Prime time for this roosting-fishing duet is at dusk however. I’ve often scouted in the early morning hours, taken a nap in my vehicle mid-morning and then gone fishing in the afternoon. Fish often bite better in the late afternoon when fishing pressure has usually subsided a bit. And gobblers, heading off for the roost, are vocal. When they fly up to roost at dusk, they like to sound off to let their hens know just where they are. If there is a stream or lake around, gobblers very often prefer to roost on the side that faces the water.

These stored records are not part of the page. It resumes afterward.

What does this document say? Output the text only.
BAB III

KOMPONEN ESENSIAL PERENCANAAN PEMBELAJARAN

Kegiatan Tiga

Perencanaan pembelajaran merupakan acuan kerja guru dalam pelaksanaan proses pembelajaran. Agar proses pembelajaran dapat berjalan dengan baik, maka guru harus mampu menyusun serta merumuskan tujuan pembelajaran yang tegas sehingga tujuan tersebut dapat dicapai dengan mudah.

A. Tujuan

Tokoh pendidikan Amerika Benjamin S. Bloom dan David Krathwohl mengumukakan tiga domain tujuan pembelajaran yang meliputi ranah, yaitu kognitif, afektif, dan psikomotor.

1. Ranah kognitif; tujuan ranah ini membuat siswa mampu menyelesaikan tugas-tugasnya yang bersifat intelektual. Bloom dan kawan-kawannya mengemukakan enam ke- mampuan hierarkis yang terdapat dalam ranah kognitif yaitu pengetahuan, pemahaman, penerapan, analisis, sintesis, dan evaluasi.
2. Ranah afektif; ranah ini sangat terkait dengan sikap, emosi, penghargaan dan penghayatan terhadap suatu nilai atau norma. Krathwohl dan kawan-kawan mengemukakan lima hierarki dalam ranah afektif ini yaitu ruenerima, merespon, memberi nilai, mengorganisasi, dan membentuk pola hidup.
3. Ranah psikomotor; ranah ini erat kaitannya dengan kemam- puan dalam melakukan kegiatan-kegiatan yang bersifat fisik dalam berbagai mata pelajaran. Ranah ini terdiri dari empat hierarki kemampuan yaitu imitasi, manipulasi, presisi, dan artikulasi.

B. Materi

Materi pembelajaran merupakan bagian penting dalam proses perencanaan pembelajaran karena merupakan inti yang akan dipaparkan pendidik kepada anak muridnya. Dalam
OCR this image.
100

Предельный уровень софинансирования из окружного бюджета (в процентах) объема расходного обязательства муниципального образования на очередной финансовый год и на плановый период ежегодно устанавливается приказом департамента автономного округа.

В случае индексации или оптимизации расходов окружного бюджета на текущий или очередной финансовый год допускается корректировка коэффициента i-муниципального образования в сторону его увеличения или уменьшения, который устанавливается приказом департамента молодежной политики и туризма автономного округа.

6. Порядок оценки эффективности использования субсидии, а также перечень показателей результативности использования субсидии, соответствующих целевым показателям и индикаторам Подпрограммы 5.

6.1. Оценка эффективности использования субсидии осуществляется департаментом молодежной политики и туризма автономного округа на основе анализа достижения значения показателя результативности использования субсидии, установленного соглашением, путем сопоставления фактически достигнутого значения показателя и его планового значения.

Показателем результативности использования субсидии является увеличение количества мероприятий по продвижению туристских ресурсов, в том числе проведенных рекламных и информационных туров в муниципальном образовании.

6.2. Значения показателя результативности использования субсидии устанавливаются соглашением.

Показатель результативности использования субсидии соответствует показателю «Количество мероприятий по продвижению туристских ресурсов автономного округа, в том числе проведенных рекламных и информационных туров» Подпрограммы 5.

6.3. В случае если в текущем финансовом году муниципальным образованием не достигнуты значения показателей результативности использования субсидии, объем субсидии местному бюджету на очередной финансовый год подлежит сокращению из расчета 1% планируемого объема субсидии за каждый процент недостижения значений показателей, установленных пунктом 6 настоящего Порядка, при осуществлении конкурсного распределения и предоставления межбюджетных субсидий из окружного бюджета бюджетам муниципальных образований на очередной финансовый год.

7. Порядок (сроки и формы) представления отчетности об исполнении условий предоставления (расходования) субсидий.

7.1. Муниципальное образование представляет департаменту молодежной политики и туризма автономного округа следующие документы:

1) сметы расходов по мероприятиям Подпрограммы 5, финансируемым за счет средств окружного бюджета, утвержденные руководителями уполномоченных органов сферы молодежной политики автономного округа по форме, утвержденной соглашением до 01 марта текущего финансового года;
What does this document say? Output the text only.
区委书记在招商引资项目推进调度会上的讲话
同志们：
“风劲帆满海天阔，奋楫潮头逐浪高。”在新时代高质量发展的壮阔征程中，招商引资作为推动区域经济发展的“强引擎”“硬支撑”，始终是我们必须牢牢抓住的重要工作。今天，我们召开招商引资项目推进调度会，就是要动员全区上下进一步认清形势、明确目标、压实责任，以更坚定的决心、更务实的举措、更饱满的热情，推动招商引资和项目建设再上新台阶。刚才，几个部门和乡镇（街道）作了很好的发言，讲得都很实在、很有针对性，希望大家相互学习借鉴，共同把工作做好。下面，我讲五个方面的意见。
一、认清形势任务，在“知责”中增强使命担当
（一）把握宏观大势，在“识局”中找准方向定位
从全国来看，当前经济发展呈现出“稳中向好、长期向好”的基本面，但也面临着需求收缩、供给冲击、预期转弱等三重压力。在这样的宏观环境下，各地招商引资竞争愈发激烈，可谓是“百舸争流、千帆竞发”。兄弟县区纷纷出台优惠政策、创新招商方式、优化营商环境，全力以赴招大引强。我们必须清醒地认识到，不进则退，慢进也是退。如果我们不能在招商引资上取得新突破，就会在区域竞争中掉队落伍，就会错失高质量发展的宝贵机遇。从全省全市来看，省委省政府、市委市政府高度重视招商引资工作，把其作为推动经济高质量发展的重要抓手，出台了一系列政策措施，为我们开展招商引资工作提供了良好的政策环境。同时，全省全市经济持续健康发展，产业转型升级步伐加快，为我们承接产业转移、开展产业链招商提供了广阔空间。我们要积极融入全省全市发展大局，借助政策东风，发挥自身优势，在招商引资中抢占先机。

Some years ago, I was fishing one of my favorite trout streams, Schrader Creek in Bradford County, and I was a couple miles up the old railroad bed that bordered the stream and the bottom of the mountain. As I cast over a big pool, I heard several thunderous gobbles coming from near the top of the mountain. Each successive gobble told me this was a hot bird I could interest in the morning.

I didn’t know how to get to that particular hollow from the top of the mountain so I knew that if I wanted to work that bird in the morning, I’d have to walk in to this very spot in the morning, climb the ridge (I don’t do this anymore) and be in place near him by dawn.

The next morning, I parked my truck at the Game Commission gate along the stream. It was 3 a.m.; very still and very dark. I relished the two-mile hike up that old railroad bed, led by mini-mag flashlight. I didn’t relish the climb so much but this was all such a challenge. When he sounded off at dawn, I was right in place.

I’d like to be able to spin a story of how I worked that gobbler and finally bagged him but not that day. He was smarter than I. He had a harem and I was not able to draw him away from them that morning. But I had an exciting hunt and knew where he was. I went back and worked him later in the season. When the hunt was over, I hiked back to my truck, had my peanut butter sandwich and granola bar, took a snooze and went fishing later. In my opinion, that is the life.

I’ve located many a gobbler while I was trout fishing. That’s the reason I always have a mouth call along with me when I go up any trout stream. When there is no other angler near me to hear, I let go with a few yelps to see if I get an answer and I often do. It’s an especially good way to locate gobblers in more remote places, gobblers that probably have not been shafted around much by other hunters and may not be so hard to interest.

If a stream is running high and noisy or the wind is blowing hard you might not be able to hear a gobbler over the noise but on most spring evenings, if I put my ears into listening mode, I am quite often tipped off to a gobbler’s hangout.